The effects of stamp duty outside prime London can appear even less clear cut.

The late 2014 Osborne reforms significantly cut duty for most buyers across the UK, yet transactions have declined slightly since that time. One may say they would have declined more without the reduced duty - perhaps that’s true. But there is no direct and guaranteed relationship between stamp duty and transaction volumes, otherwise deals would rise.

This is also the case with the additional homes stamp duty (the three per cent surcharge) introduced in April 2016. Although mortgage data shows this led to fewer buy to let purchases, it’s not been the same for holiday homes.

Recently released HMRC figures for 2017-18 show that additional homes contributed £4 billion, or 43 per cent of the total stamp duty take.
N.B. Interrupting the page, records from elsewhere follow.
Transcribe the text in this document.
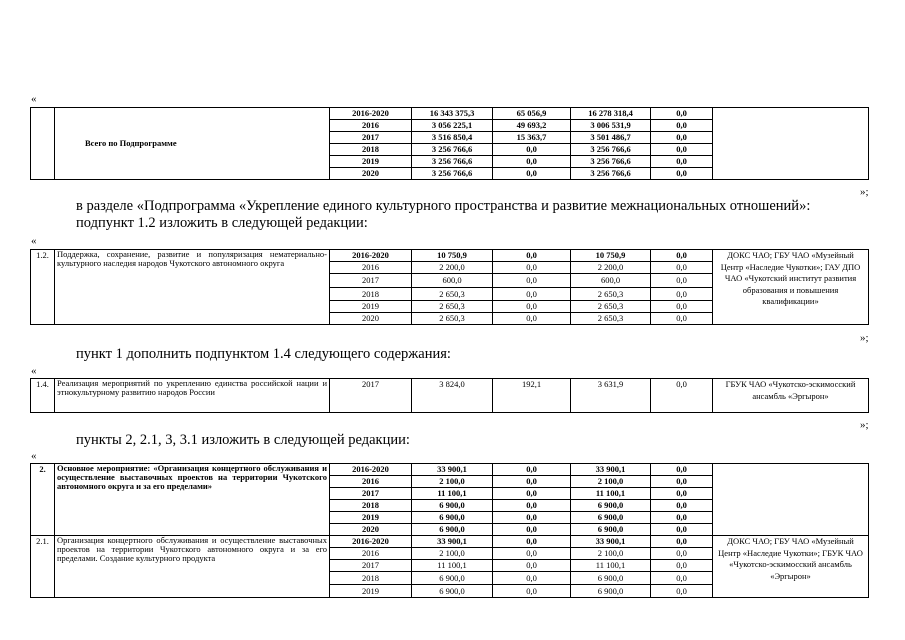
«
	Всего по Подпрограмме	2016-2020	16 343 375,3	65 056,9	16 278 318,4	0,0	
		2016	3 056 225,1	49 693,2	3 006 531,9	0,0	
		2017	3 516 850,4	15 363,7	3 501 486,7	0,0	
		2018	3 256 766,6	0,0	3 256 766,6	0,0	
		2019	3 256 766,6	0,0	3 256 766,6	0,0	
		2020	3 256 766,6	0,0	3 256 766,6	0,0	
»;
в разделе «Подпрограмма «Укрепление единого культурного пространства и развитие межнациональных отношений»:
подпункт 1.2 изложить в следующей редакции:
«
1.2.	Поддержка, сохранение, развитие и популяризация нематериально-культурного наследия народов Чукотского автономного округа	2016-2020	10 750,9	0,0	10 750,9	0,0	ДОКС ЧАО; ГБУ ЧАО «Музейный Центр «Наследие Чукотки»; ГАУ ДПО ЧАО «Чукотский институт развития образования и повышения квалификации»
		2016	2 200,0	0,0	2 200,0	0,0	
		2017	600,0	0,0	600,0	0,0	
		2018	2 650,3	0,0	2 650,3	0,0	
		2019	2 650,3	0,0	2 650,3	0,0	
		2020	2 650,3	0,0	2 650,3	0,0	
»;
пункт 1 дополнить подпунктом 1.4 следующего содержания:
«
1.4.	Реализация мероприятий по укреплению единства российской нации и этнокультурному развитию народов России	2017	3 824,0	192,1	3 631,9	0,0	ГБУК ЧАО «Чукотско-эскимосский ансамбль «Эргырон»
»;
пункты 2, 2.1, 3, 3.1 изложить в следующей редакции:
«
2.	Основное мероприятие: «Организация концертного обслуживания и осуществление выставочных проектов на территории Чукотского автономного округа и за его пределами»	2016-2020	33 900,1	0,0	33 900,1	0,0	
		2016	2 100,0	0,0	2 100,0	0,0	
		2017	11 100,1	0,0	11 100,1	0,0	
		2018	6 900,0	0,0	6 900,0	0,0	
		2019	6 900,0	0,0	6 900,0	0,0	
		2020	6 900,0	0,0	6 900,0	0,0	
2.1.	Организация концертного обслуживания и осуществление выставочных проектов на территории Чукотского автономного округа и за его пределами. Создание культурного продукта	2016-2020	33 900,1	0,0	33 900,1	0,0	ДОКС ЧАО; ГБУ ЧАО «Музейный Центр «Наследие Чукотки»; ГБУК ЧАО «Чукотско-эскимосский ансамбль «Эргырон»
		2016	2 100,0	0,0	2 100,0	0,0	
		2017	11 100,1	0,0	11 100,1	0,0	
		2018	6 900,0	0,0	6 900,0	0,0	
		2019	6 900,0	0,0	6 900,0	0,0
If buy to let purchases did indeed go down, that means holiday home purchases rose despite the three per cent surcharge.

So while stamp duty may generate headlines and create ‘mood music’ about a housing market, there is no conclusive proof that by itself a fall in the tax generates a rise in sales.

Allied to this there is a feeling in the industry that UK transaction costs - including stamp duty of course, but also including about a dozen other fees from Land Registry registration and conveyancing to agents’ commission - are amongst the highest in the world.

The Global Property Guide is one of the few places where comparative costs are attempted - comparisons are notoriously difficult because there are so many tax variations, making it challenging to get an ‘average’ with which to compare one country to another.

Nonetheless, in the guide’s league table of costs, the UK comes 18th out of 42. Figures include registration costs, agents’ commission, legal fees and sales and transfer taxes.